HANOI (Vietnam), 30 juil 2012 (AFP) - La mère d'une célèbre blogueuse vietnamienne, qui doit être jugée la semaine prochaine pour "propagande contre l'Etat" communiste, est morte après s'être immolée par le feu, a-t-on appris lundi auprès de sources proches de la famille.

"Ses blessures étaient très graves et elle est morte sur le chemin de l'hôpital", a précisé à l'AFP Dinh Huu Thoai, prêtre catholique proche de la famille de Ta Phong Tan, qui doit comparaître le 7 août à Hô Chi Minh-Ville (sud) aux côtés de deux autres blogueurs.

Tan, catholique et ancienne policière de 43 ans, en prison depuis septembre 2011, est accusée comme les deux autres d'avoir "déformé la vérité, dénigré le parti et l'Etat" en postant des centaines d'articles politiques sur le site internet du "Club des journalistes libres" du Vietnam, fondé en septembre 2007.
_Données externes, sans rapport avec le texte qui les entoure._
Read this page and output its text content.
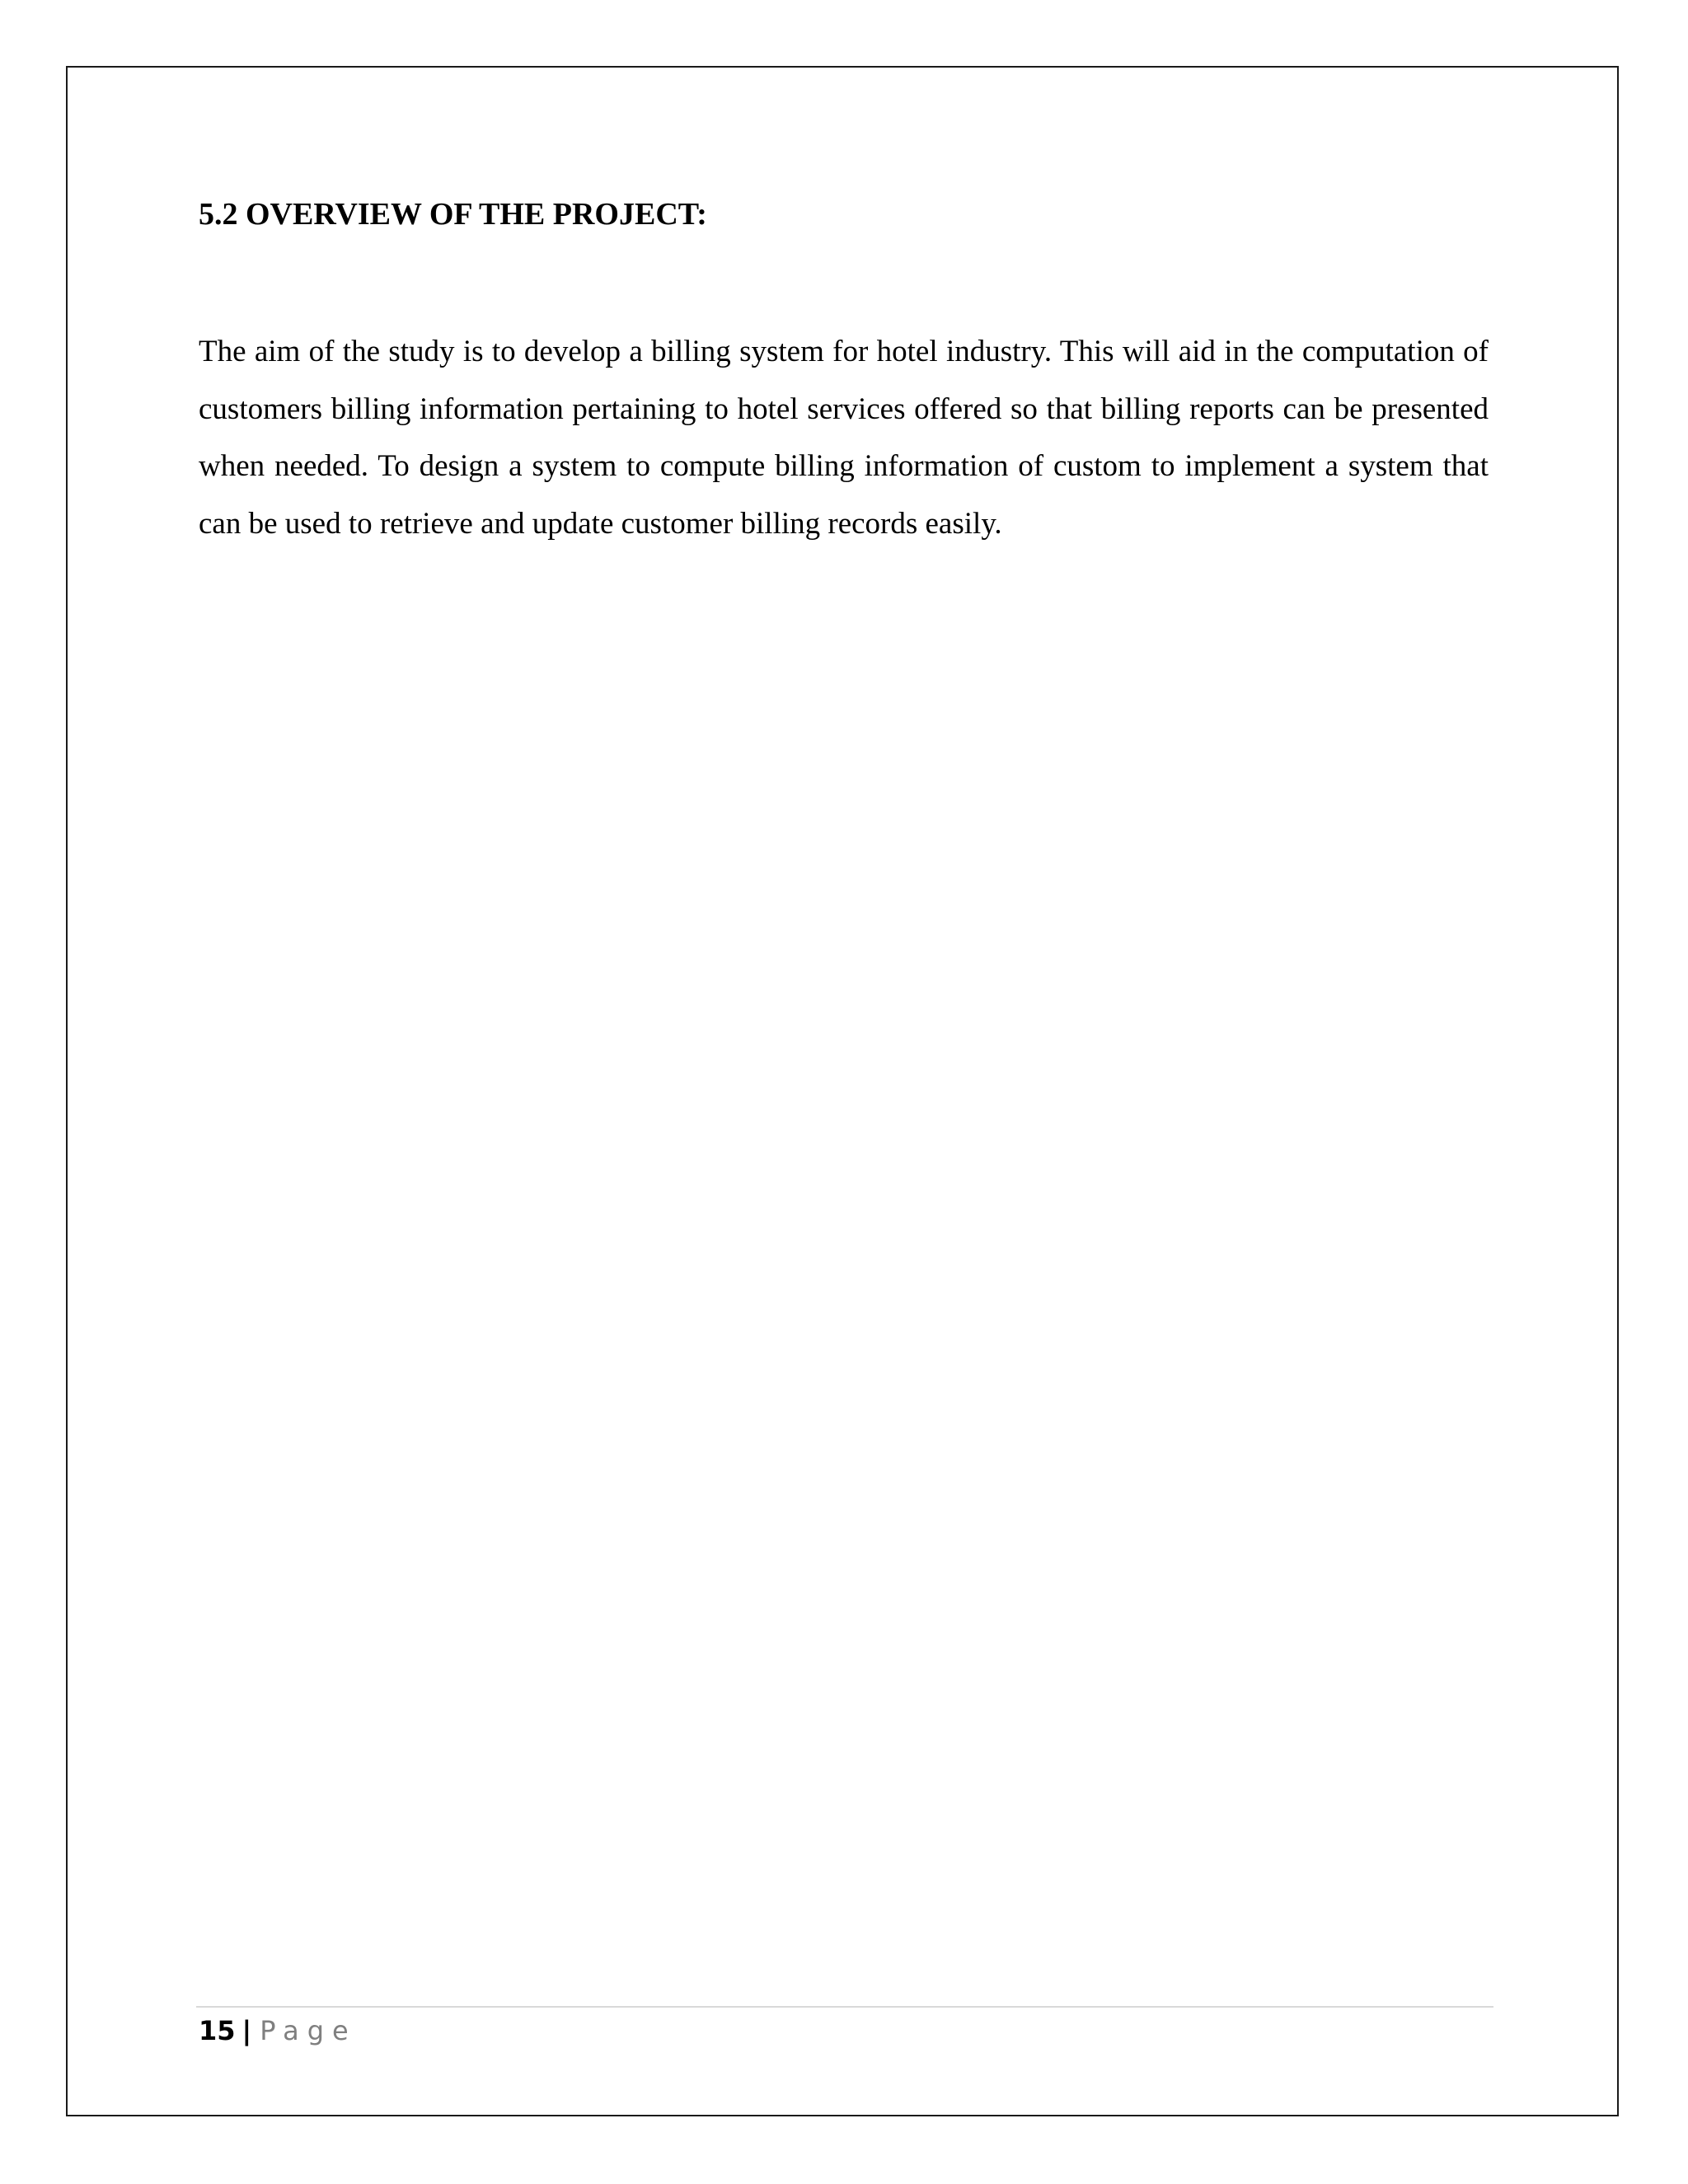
5.2 OVERVIEW OF THE PROJECT:

The aim of the study is to develop a billing system for hotel industry. This will aid in the computation of customers billing information pertaining to hotel services offered so that billing reports can be presented when needed. To design a system to compute billing information of custom to implement a system that can be used to retrieve and update customer billing records easily.

15 | Page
Selon des déclarations à l'AFP de militants catholiques et d'avocats, ainsi que des posts de blogueurs et le site en vietnamien de la BBC, la mère de Tan, Dang Thi Kim Lieng, s'est immolée par le feu lundi matin.

Elle aurait fait ce geste devant les bureaux du Comité populaire (autorités locales) de Bac Lieu, province d'où Tan est originaire, a précisé le blog catholique Chuacuuthe, Lieng, 64 ans,

"Elle était très inquiète pour sa fille (...), elle était très inquiète au sujet du procès de sa fille (...). Elle avait peur de ne plus revoir sa fille", a ajouté à l'AFP le militant catholique Le Quoc Quan.

La famille n'a pas pu être contactée lundi par l'AFP et les autorités n'ont pas confirmé l'incident.

L'avocat de Tan, Nguyen Quoc Dat, a de son côté indiqué à l'AFP avoir entendu parler de la mort de la mère de sa cliente après une immolation par le feu, mais n'a pas non plus pu entrer en contact avec les membres de la famille.

Tan, qui avait dénoncé sur son blog la corruption et l'iniquité du système judiciaire du pays communiste, risque vingt ans de prison, tout comme Phan Thanh Hai, qui bloguait sur des sujets très sensibles comme les différends territoriaux avec la Chine, et Nguyen Van Hai, mieux connu sous le nom de "Dieu Cay".

Le président américain Barack Obama avait évoqué le cas de ce dernier pendant la Journée pour la liberté de la presse en mai dernier.

"Nous ne devons pas oublier (les journalistes) comme le blogueur Dieu Cay, dont l'arrestation en 2008 avait coïncidé avec une vague de répression contre le journalisme citoyen au Vietnam", avait-il déclaré.

Dans un rapport publié en janvier, l'organisation de défense des droits de l'homme Human Rights Watch (HRW, New York) avait souligné que les autorités avaient "intensifié sa répression" contre les dissidents l'an passé, emprisonnant des dizaines de militants pacifiques.

"Ce n'est pas une tragédie seulement pour une famille, mais pour tout le pays", a commenté lundi Phil Robertson, directeur adjoint pour l'Asie de HRW.

Le gouvernement vietnamien "pousse les gens au désespoir", a-t-il dénoncé, appelant les bailleurs de fonds du gouvernement communiste à faire pression pour la libération des trois blogueurs.